Originally Posted by

**Soriak**
Actually, my calculations take into account inflation - they're all with real contributions and real withdrawals (i.e. your withdrawal amount increases every year). The rate of inflation I take (4.13%) is the median rate of inflation over any 35 year period since 1916. Similarly you get the real rate of return for the S&P500 at 6.76% (nominally around 11%).

The easy way to do it is to use Fisher's equation to transform nominal interests into real interests. Then you've got everything in real terms. Let i be the nominal interest rate, r be the real interest rate, and pi be inflation.
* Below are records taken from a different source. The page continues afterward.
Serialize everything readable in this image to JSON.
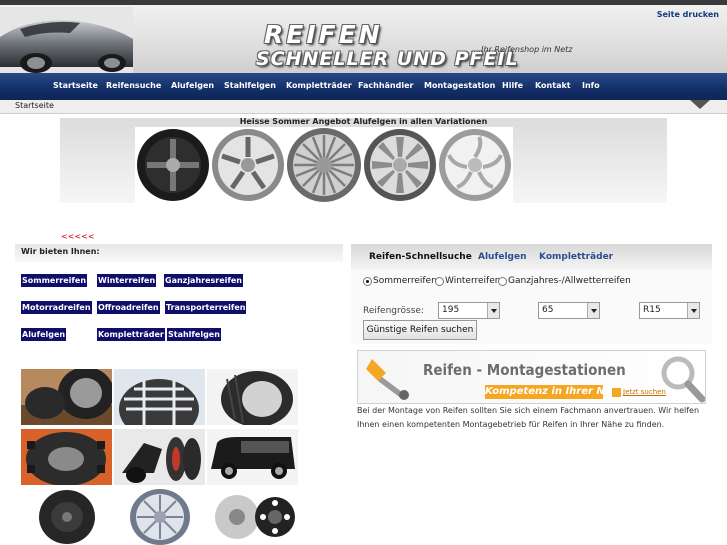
{
  "header": {
    "print_link": "Seite drucken",
    "logo_line1": "REIFEN",
    "logo_line2": "SCHNELLER UND PFEIL",
    "tagline": "....Ihr Reifenshop im Netz"
  },
  "nav": {
    "items": [
      "Startseite",
      "Reifensuche",
      "Alufelgen",
      "Stahlfelgen",
      "Kompletträder",
      "Fachhändler",
      "Montagestation",
      "Hilfe",
      "Kontakt",
      "Info"
    ]
  },
  "breadcrumb": "Startseite",
  "banner": {
    "title": "Heisse Sommer Angebot Alufelgen in allen Variationen",
    "back_link": "<<<<<"
  },
  "offers": {
    "title": "Wir bieten Ihnen:",
    "categories": [
      "Sommerreifen",
      "Winterreifen",
      "Ganzjahresreifen",
      "Motorradreifen",
      "Offroadreifen",
      "Transporterreifen",
      "Alufelgen",
      "Kompletträder",
      "Stahlfelgen"
    ]
  },
  "quicksearch": {
    "tabs": [
      "Reifen-Schnellsuche",
      "Alufelgen",
      "Kompletträder"
    ],
    "season_options": [
      "Sommerreifen",
      "Winterreifen",
      "Ganzjahres-/Allwetterreifen"
    ],
    "selected_season": "Sommerreifen",
    "size_label": "Reifengrösse:",
    "width": "195",
    "ratio": "65",
    "rim": "R15",
    "submit_label": "Günstige Reifen suchen"
  },
  "montage": {
    "title": "Reifen - Montagestationen",
    "subtitle": "Kompetenz in Ihrer Nähe.",
    "cta": "Jetzt suchen",
    "description": "Bei der Montage von Reifen sollten Sie sich einem Fachmann anvertrauen. Wir helfen Ihnen einen kompetenten Montagebetrieb für Reifen in Ihrer Nähe zu finden."
  }
}
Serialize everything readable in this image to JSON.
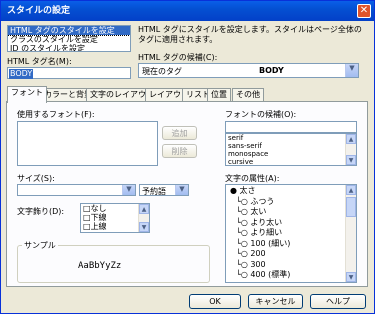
{
  "title": "スタイルの設定",
  "style_list": [
    "HTML タグのスタイルを設定",
    "クラスのスタイルを設定",
    "ID のスタイルを設定"
  ],
  "description": "HTML タグにスタイルを設定します。スタイルはページ全体のタグに適用されます。",
  "html_tag_name_label": "HTML タグ名(M):",
  "html_tag_name_value": "BODY",
  "html_tag_candidates_label": "HTML タグの候補(C):",
  "html_tag_candidate_prefix": "現在のタグ",
  "html_tag_candidate_value": "BODY",
  "tabs": [
    "フォント",
    "カラーと背景",
    "文字のレイアウト",
    "レイアウト",
    "リスト",
    "位置",
    "その他"
  ],
  "font_used_label": "使用するフォント(F):",
  "add_label": "追加",
  "delete_label": "削除",
  "font_candidates_label": "フォントの候補(O):",
  "font_candidates": [
    "serif",
    "sans-serif",
    "monospace",
    "cursive"
  ],
  "size_label": "サイズ(S):",
  "size_value": "",
  "size_unit": "予約語",
  "decoration_label": "文字飾り(D):",
  "decorations": [
    "なし",
    "下線",
    "上線"
  ],
  "sample_label": "サンプル",
  "sample_text": "AaBbYyZz",
  "attributes_label": "文字の属性(A):",
  "attributes_tree": [
    {
      "label": "太さ",
      "level": 0,
      "bullet": "●"
    },
    {
      "label": "ふつう",
      "level": 1
    },
    {
      "label": "太い",
      "level": 1
    },
    {
      "label": "より太い",
      "level": 1
    },
    {
      "label": "より細い",
      "level": 1
    },
    {
      "label": "100 (細い)",
      "level": 1
    },
    {
      "label": "200",
      "level": 1
    },
    {
      "label": "300",
      "level": 1
    },
    {
      "label": "400 (標準)",
      "level": 1
    }
  ],
  "ok_label": "OK",
  "cancel_label": "キャンセル",
  "help_label": "ヘルプ"
}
Then (1+i)(1+pi)=(1+r) - plug in 0.0413 for pi, your expected nominal rate of return, and solve for r.

See attached excel file.

You first enter the values below PV - the monthly rate of return you expect (annual/12), the number of periods in retirement (years*12), and how much you want per month (pmt) - negative for a payout, but the sign doesn't really matter. This tells you how much money you need by retirement.
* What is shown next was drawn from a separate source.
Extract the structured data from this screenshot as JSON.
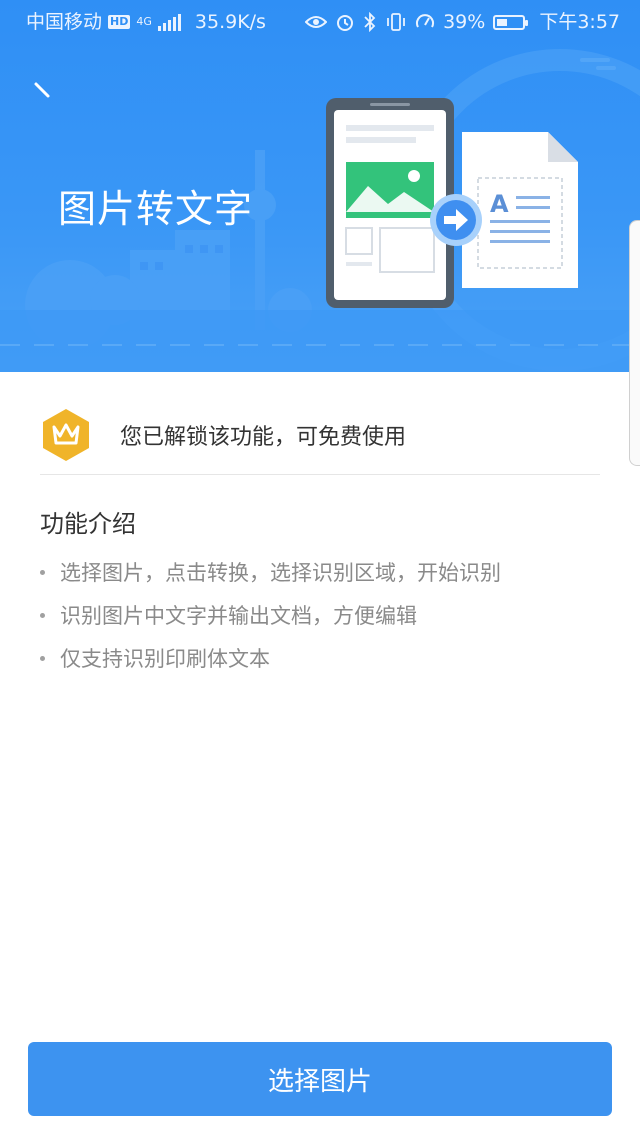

Then you do it similarly for the values below FV, except this is from today until you plan to retire. Enter for PV your current savings - e.g. 500k. Then, make sure the solver plugin in excel is enabled. Have it solve for the FV equal to what you got for the PV below by adjusting the pmt variable. That will tell you how much to stash away per month.

With $500k stashed away, you'd have to save $23,200 per month for the next 6 years.

edit: just to be clear... this is very sensitive to the assumptions you make about the rates of return. Usually, it pays off to be much more conservative. 100% stocks 6 years before retirement is a bad idea, and these returns are unlikely to manifest over the short term. However, if you don't make aggressive estimates, your likelihood of getting there approach zero. In any case, you have to make some assumption to get a figure. Feel free to adjust as desired.